Max Lanes

Max Lanes verbleef kort in de Dossinkazerne, maar werd overgebracht naar de gevangenis van Sint-Gillis.Hij is van daaruit gedeporteerd naar Auschwitz-Birkenau. Hierdoor verschijnt zijn naam niet op de transportlijsten. Zijn broers Arthur en Gustav werden wel gedeporteerd vanuit de Dossinkazerne.

Max Lanes
Max Lanes ©Algemeen Rijksarchief

 

Op 25/11/1938 komt de familie Lanes aan in Brussel: Max (31 jaar), zijn echtgenote Hermine (37 jaar) en hun zoon Peter (3 jaar). Zoals honderden andere Joodse Oostenrijkers proberen ze Wenen te ontvluchten voor de vervolgingen van Joden door de nazi’s na de Anschluss. Maar het leven in Brussel is hard en in juli 1939 sterft zoon Peter. Een jaar later, op 15/08/1940, wordt Harry geboren in Brussel.

 

Op 22/07/1943, wordt Max aangehouden nabij het Noordstation in Brussel, niet zo ver van zijn woonst in de Groenstraat in Sint-Joost-ten-Node.
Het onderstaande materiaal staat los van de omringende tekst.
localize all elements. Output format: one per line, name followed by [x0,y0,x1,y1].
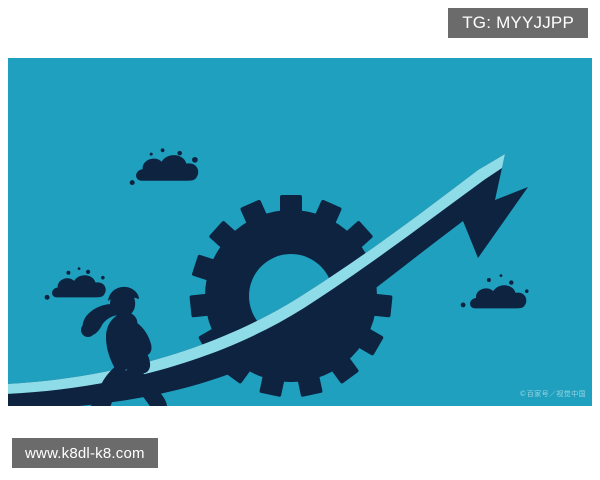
illustration-artwork [8,58,592,406]
image-credit-watermark: ©百家号／视觉中国 [519,389,586,399]
screenshot-root: ©百家号／视觉中国 TG: MYYJJPP www.k8dl-k8.com [0,0,600,480]
telegram-watermark-badge: TG: MYYJJPP [448,8,588,38]
illustration-image: ©百家号／视觉中国 [8,58,592,406]
website-watermark-badge: www.k8dl-k8.com [12,438,158,468]
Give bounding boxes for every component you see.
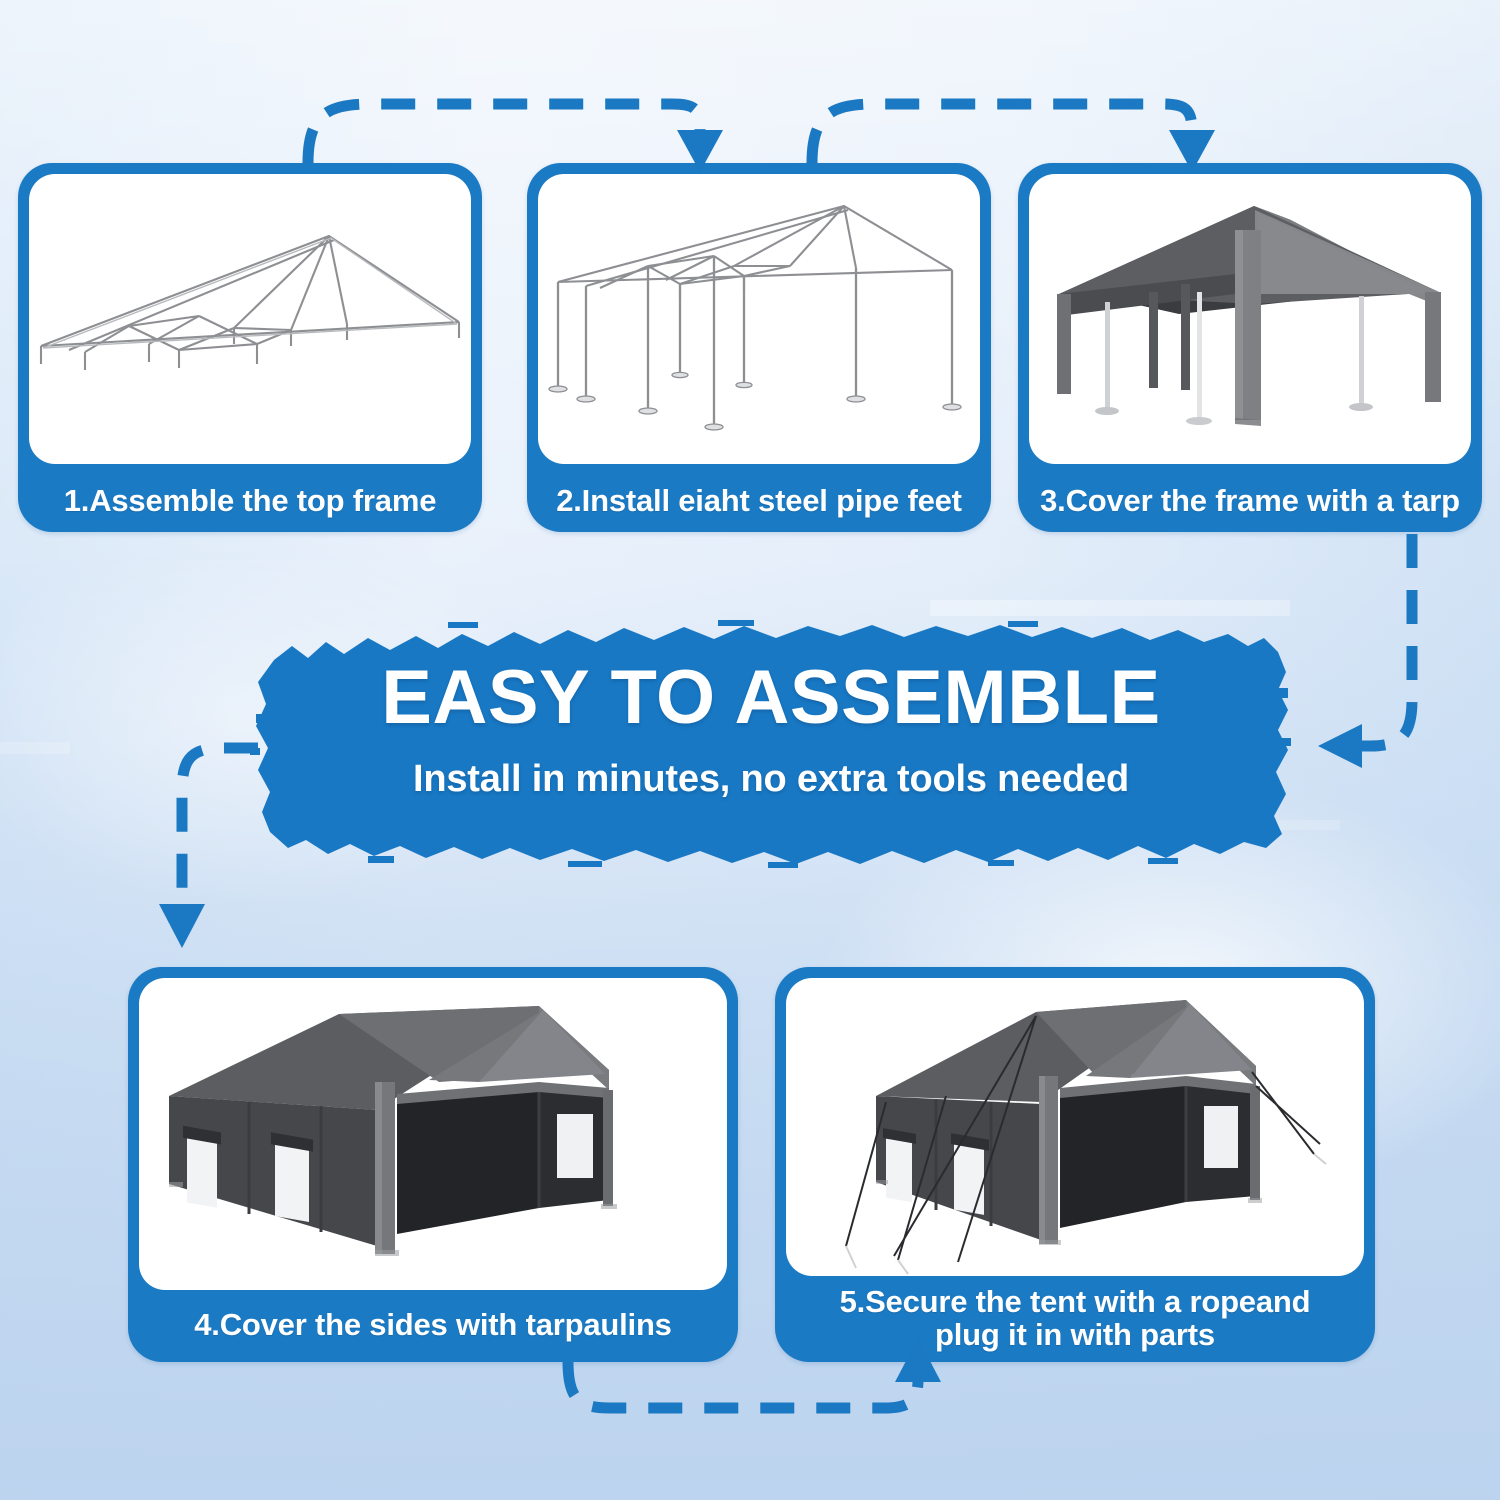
arrow-step1-to-step2 [308,104,723,172]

Twee dagen later (op 24/07/1943) wordt Max geregistreerd in het SS-verzamelkamp gelegen in de Dossinkazerne te Mechelen onder het nummer “E75” met de vermelding “Mischehe”. Zijn echtgenote is niet-Joodse en wellicht werd Max overgebracht naar de gevangenis van Sint-Gillis (Brussel) op 10/08/1943 omwille van zijn gemengde huwelijk.

 

Max Lanes
Max en echtgenote Hermine ©Algemeen Rijksarchief

 

 

 

Op een onbekende datum in 1943 verlaat Hermine met de kleine Harry Brussel en trekt opnieuw naar Wenen. Tussen 01/10/1943 en 03/12/1943 wordt Max vanuit de gevangenis van Sint-Gillis gedeporteerd. Volgens zijn eigen getuigenis verloopt zijn traject langs Aken, Keulen, Kassel, Frankfurt en Breslau (Wroclaw) vooraleer hij  aankomt in Auschwitz-Birkenau. 

 

Max Lanes
Gustav en Arthur ©Algemeen Rijksarchief

 

 

Het traject van Max is opmerkelijk want de meeste raciale deportaties vanuit België verliepen vanuit het verzamelkamp in de Dossinkazerne te Mechelen. De reden waarom Max niet naar Mechelen werd teruggebracht, is niet volledig duidelijk. Zijn twee broers, Arthur en Gustav, worden beiden vanuit de Dossinkazerne gedeporteerd: Arthur met Transport XXIII en Gustav met Transport XXIV. Het gemengde huwelijk (Mischehe) van Max met een niet-Joodse vrouw kan dit verklaren. Maar er is ook de mogelijkheid dat hij werd aangehouden als weerstander. Op zijn repatriëringskaart staat dat hij wegens politieke redenen werd gedeporteerd op 15/12/1943 richting Auschwitz. Ondanks zijn atypische traject belandt Max net als zijn twee broers in Auschwitz-Birkenau.

Max Lanes
©Algemeen Rijksarchief

 

 

Eenmaal aangekomen in Auschwitz-Birkenau wordt Max geselecteerd om dwangarbeid te verrichten in het concentratiekamp. Hij krijgt het nummer 171377 op zijn voorarm getatoeëerd. Op 18/01/1945 verlaat hij Auschwitz om naar Gross-Rosen te gaan. Het is zijn eerste Dodenmars en helaas niet zijn laatste. Kort nadien vertrekt hij naar Dachau, waar hij bij zijn aankomst het nummer 139320 draagt, wat er op wijst dat hij er op 28/01/1945 toekwam. Hij wordt er tewerkgesteld in het Kommando Muhldorf.

De evacuatietrein waarin Max zich bevindt, wordt bevrijdt door het Amerikaanse leger. Bij zijn terugkeer is de gezondheid van Max ver van goed, zijn repatriëringskaart vermeldt dat hij tyfus heeft gehad. Hij moet meerdere weken herstellen vooraleer hij gerepatrieerd kan worden. Enkele maanden later wordt Max naar België gerepatrieerd via Dombin, Parijs-Courbevoie en Annemasse. Op 25/06/1945 is hij opnieuw in het land.